The uncertainty of war fought in the trenches gives way to the fresh uncertainties of life resuming again after the armistice in Peter Gill’s new play, centred upon the 1919 Paris Peace Conference. Balanced across three acts, the play opens and closes in a drawing room in Kent where a middle-class coterie discuss when and how peace will be restored in both the British Empire and their own personal lives. In the middle of this, the action shifts to Paris where Leonard, a young civil servant is advising on the negotiations of the Treaty and becoming increasingly concerned by the consequences of harsh war reparations to Germany.
Versailles’ strength is this original positioning at a crossing-point, where pre-war and post-war sentiments, the present and the absent, internal and external pressures collide and are suspended in a limbo that Gill’s direction moves forward with increasing urgency.

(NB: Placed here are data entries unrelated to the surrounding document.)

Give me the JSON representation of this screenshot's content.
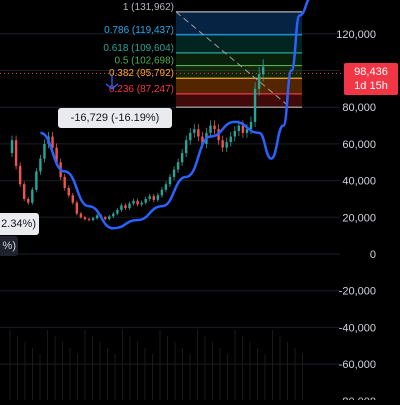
{
  "chart_data": {
    "type": "line",
    "yticks": [
      120000,
      100000,
      80000,
      60000,
      40000,
      20000,
      0,
      -20000,
      -40000,
      -60000,
      -80000
    ],
    "ytick_labels": [
      "120,000",
      "",
      "80,000",
      "60,000",
      "40,000",
      "20,000",
      "0",
      "-20,000",
      "-40,000",
      "-60,000",
      "-80,000"
    ],
    "ylim": [
      -85000,
      140000
    ],
    "price_series": {
      "x": [
        0,
        1,
        2,
        3,
        4,
        5,
        6,
        7,
        8,
        9,
        10,
        11,
        12,
        13,
        14,
        15,
        16,
        17,
        18,
        19,
        20,
        21,
        22,
        23,
        24,
        25,
        26,
        27,
        28,
        29,
        30,
        31,
        32,
        33,
        34,
        35,
        36,
        37,
        38,
        39,
        40,
        41,
        42,
        43,
        44,
        45,
        46,
        47,
        48,
        49,
        50,
        51,
        52,
        53,
        54,
        55,
        56,
        57,
        58,
        59,
        60,
        61,
        62,
        63
      ],
      "values": [
        55000,
        62000,
        48000,
        38000,
        30000,
        28000,
        35000,
        45000,
        52000,
        60000,
        64000,
        58000,
        50000,
        42000,
        36000,
        32000,
        28000,
        22000,
        20000,
        19000,
        18500,
        19500,
        21000,
        20000,
        19000,
        20500,
        22000,
        24000,
        26500,
        25000,
        27500,
        29000,
        27000,
        28000,
        30000,
        31500,
        29500,
        32000,
        35000,
        38000,
        42000,
        46000,
        50000,
        55000,
        62000,
        66000,
        68000,
        64000,
        60000,
        66000,
        70000,
        68000,
        62000,
        58000,
        61000,
        64000,
        67000,
        70000,
        66000,
        68000,
        72000,
        90000,
        98000,
        102000
      ]
    },
    "channel_curve": {
      "x": [
        8,
        14,
        20,
        26,
        32,
        38,
        44,
        50,
        56,
        62,
        65,
        68,
        70,
        72,
        75
      ],
      "values": [
        66000,
        45000,
        26000,
        14000,
        18500,
        26000,
        42000,
        64000,
        72000,
        66000,
        52000,
        70000,
        100000,
        130000,
        140000
      ]
    },
    "fib_levels": [
      {
        "ratio": "1",
        "label": "1 (131,962)",
        "price": 131962,
        "color": "#b2b5be"
      },
      {
        "ratio": "0.786",
        "label": "0.786 (119,437)",
        "price": 119437,
        "color": "#22a8f2"
      },
      {
        "ratio": "0.618",
        "label": "0.618 (109,604)",
        "price": 109604,
        "color": "#26a69a"
      },
      {
        "ratio": "0.5",
        "label": "0.5 (102,698)",
        "price": 102698,
        "color": "#4caf50"
      },
      {
        "ratio": "0.382",
        "label": "0.382 (95,792)",
        "price": 95792,
        "color": "#f9a825"
      },
      {
        "ratio": "0.236",
        "label": "0.236 (87,247)",
        "price": 87247,
        "color": "#f23645"
      },
      {
        "ratio": "0",
        "label": "",
        "price": 80000,
        "color": "#b2b5be"
      }
    ],
    "last_price": {
      "value": 98436,
      "label": "98,436",
      "countdown": "1d 15h"
    },
    "measurement": {
      "label": "-16,729 (-16.19%)"
    },
    "left_labels": [
      "2.34%)",
      "%)"
    ]
  },
  "colors": {
    "background": "#000000",
    "candle_up": "#26a69a",
    "candle_down": "#ef5350",
    "channel": "#2962ff",
    "grid": "#1c1f26",
    "axis_text": "#d1d4dc"
  }
}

Richard Hudson’s handsome design perfectly evokes a last grasp at order in a world on the cusp of massive social, political and moral change. Hanging chandeliers, high cornices and draped maps give a sense of the enormity of space in which the characters must make their choices, yet becomes increasingly claustrophobic throughout. And we really feel every character’s personal struggle with flawless performances from all the cast. A growing generation divide is displayed well by Tamla Kari’s challenge of decorum in Leonard’s sister, Mabel. Barbara Flynn’s exceptional rendering of Marjorie Chater, an outspoken harbinger of tradition, stoically dealing with the loss of her son, Gerald, provides moments of much-needed humour. Gwilym Lee gives a superbly controlled performance as Leonard, moving from impassioned idealism to chillingly prescient scepticism, all the while haunted by his lover, Gerald Chater, who never returned from the front line.

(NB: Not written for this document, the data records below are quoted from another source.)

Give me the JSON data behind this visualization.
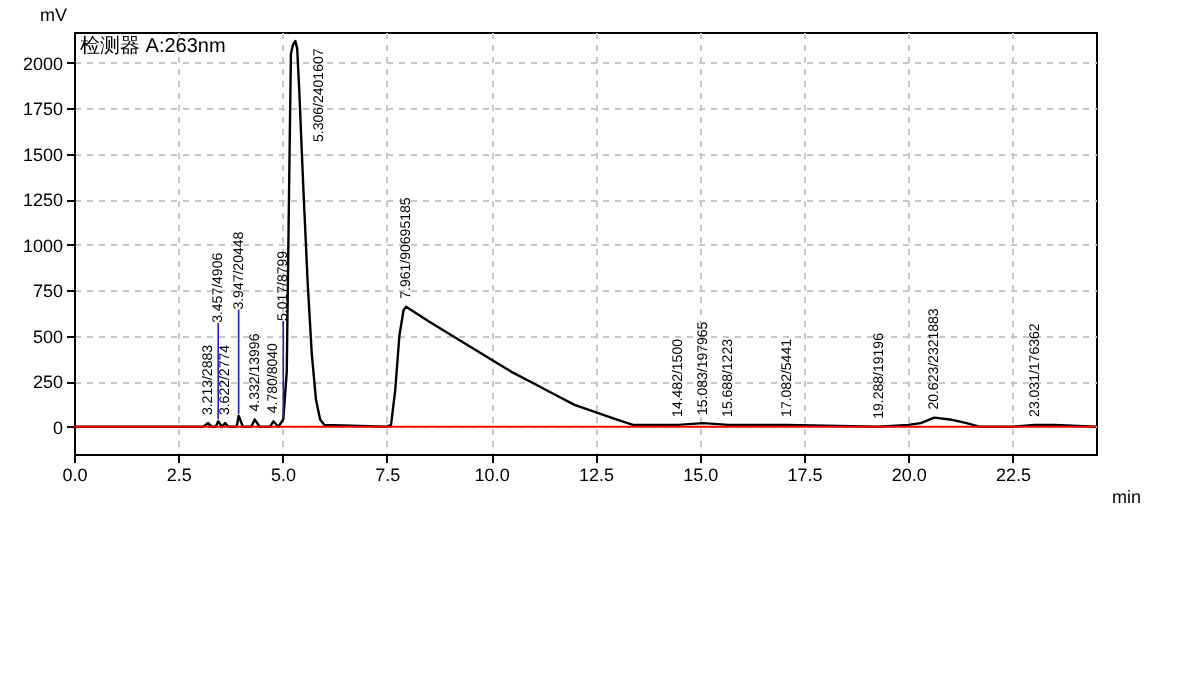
{
  "chart_data": {
    "type": "line",
    "title": "检测器 A:263nm",
    "xlabel": "min",
    "ylabel": "mV",
    "x": [
      0,
      2.9,
      3.1,
      3.213,
      3.3,
      3.4,
      3.457,
      3.55,
      3.622,
      3.7,
      3.9,
      3.947,
      4.05,
      4.25,
      4.332,
      4.45,
      4.7,
      4.78,
      4.9,
      5.017,
      5.1,
      5.15,
      5.2,
      5.25,
      5.306,
      5.35,
      5.4,
      5.5,
      5.6,
      5.7,
      5.8,
      5.9,
      6.0,
      7.5,
      7.6,
      7.7,
      7.8,
      7.9,
      7.961,
      8.5,
      9.0,
      9.5,
      10.0,
      10.5,
      11.0,
      11.5,
      12.0,
      12.5,
      13.0,
      13.4,
      14.0,
      14.482,
      15.083,
      15.688,
      16.2,
      17.082,
      19.288,
      20.0,
      20.3,
      20.623,
      21.0,
      21.4,
      21.7,
      22.5,
      23.031,
      23.5,
      24.5
    ],
    "series": [
      {
        "color": "#000000",
        "values": [
          0,
          0,
          0,
          20,
          0,
          0,
          30,
          0,
          20,
          0,
          0,
          60,
          0,
          0,
          40,
          0,
          0,
          30,
          0,
          40,
          300,
          1200,
          2050,
          2100,
          2120,
          2080,
          1850,
          1300,
          800,
          400,
          150,
          40,
          10,
          0,
          10,
          200,
          500,
          640,
          660,
          580,
          510,
          440,
          370,
          300,
          240,
          180,
          120,
          80,
          40,
          10,
          10,
          10,
          20,
          10,
          10,
          10,
          0,
          10,
          20,
          50,
          40,
          20,
          0,
          0,
          10,
          10,
          0
        ]
      }
    ],
    "annotations": [
      {
        "text": "3.213/2883",
        "x": 3.213,
        "y": 20
      },
      {
        "text": "3.457/4906",
        "x": 3.457,
        "y": 30
      },
      {
        "text": "3.622/2774",
        "x": 3.622,
        "y": 20
      },
      {
        "text": "3.947/20448",
        "x": 3.947,
        "y": 60
      },
      {
        "text": "4.332/13996",
        "x": 4.332,
        "y": 40
      },
      {
        "text": "4.780/8040",
        "x": 4.78,
        "y": 30
      },
      {
        "text": "5.017/8799",
        "x": 5.017,
        "y": 40
      },
      {
        "text": "5.306/2401607",
        "x": 5.306,
        "y": 2120
      },
      {
        "text": "7.961/90695185",
        "x": 7.961,
        "y": 660
      },
      {
        "text": "14.482/1500",
        "x": 14.482,
        "y": 10
      },
      {
        "text": "15.083/197965",
        "x": 15.083,
        "y": 20
      },
      {
        "text": "15.688/1223",
        "x": 15.688,
        "y": 10
      },
      {
        "text": "17.082/5441",
        "x": 17.082,
        "y": 10
      },
      {
        "text": "19.288/19196",
        "x": 19.288,
        "y": 0
      },
      {
        "text": "20.623/2321883",
        "x": 20.623,
        "y": 50
      },
      {
        "text": "23.031/176362",
        "x": 23.031,
        "y": 10
      }
    ],
    "ref_lines": [
      {
        "axis": "y",
        "value": 0,
        "color": "#ff0000"
      }
    ],
    "xlim": [
      0,
      24.5
    ],
    "xticks": [
      {
        "value": 0,
        "label": "0.0"
      },
      {
        "value": 2.5,
        "label": "2.5"
      },
      {
        "value": 5,
        "label": "5.0"
      },
      {
        "value": 7.5,
        "label": "7.5"
      },
      {
        "value": 10,
        "label": "10.0"
      },
      {
        "value": 12.5,
        "label": "12.5"
      },
      {
        "value": 15,
        "label": "15.0"
      },
      {
        "value": 17.5,
        "label": "17.5"
      },
      {
        "value": 20,
        "label": "20.0"
      },
      {
        "value": 22.5,
        "label": "22.5"
      }
    ],
    "ylim": [
      -150,
      2170
    ],
    "yticks": [
      0,
      250,
      500,
      750,
      1000,
      1250,
      1500,
      1750,
      2000
    ],
    "grid": true
  }
}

As Gerald reminds us, ‘the war is being dispatched now by words’ and in addressing Germany’s treatment in Paris with such accurate and insistent detail, Versailles could easily have lapsed into a dogmatic history lecture. What emerges, however, is a nuanced and painful study of loss and repair where voices unheard and unspoken resonate just as powerfully as any fiery rhetoric. Gerald’s ghost seamlessly flows in and out of the action and Tom Hughes’ graceful movements and rhythmic delivery lend a poetic feel to his presence, aided by Paul Pyant’s ethereal lighting and sparse moments of music, as the Floradora sextet, heard from a distance, closes the second act.
This is a play of interruptions at crucial moments, of instability and time out of joint. It is a shame, therefore, that the only fault in this otherwise flawless production is its length. Even with its touch of light humour, its patterning of politic and private, at three hours running time, the production cannot escape from a sense of dilution rather than addition at certain moments. Some editing, particularly of the detailed discussions of the Saar Basin would have crystallised the emotion behind the atrocities of war. Josh O’Connor’s martyr-like concern for a shell-shocked compatriate as Hugh, and Christopher Godwin’s momentary surrender to grief as Marjorie’s husband, resonate far more than Leonard’s dissemination of statistics from the front line.
‘Catastrophe is difficult to process and history begins where we want’, Leonard claims at the close of the play. Gill’s writing powerfully demonstrates the difficulty of how nations and, more importantly, individuals remember, articulate and absorb such catastrophe, eschewing moralising for a production that never finds a settled conclusion and is genuinely moving throughout.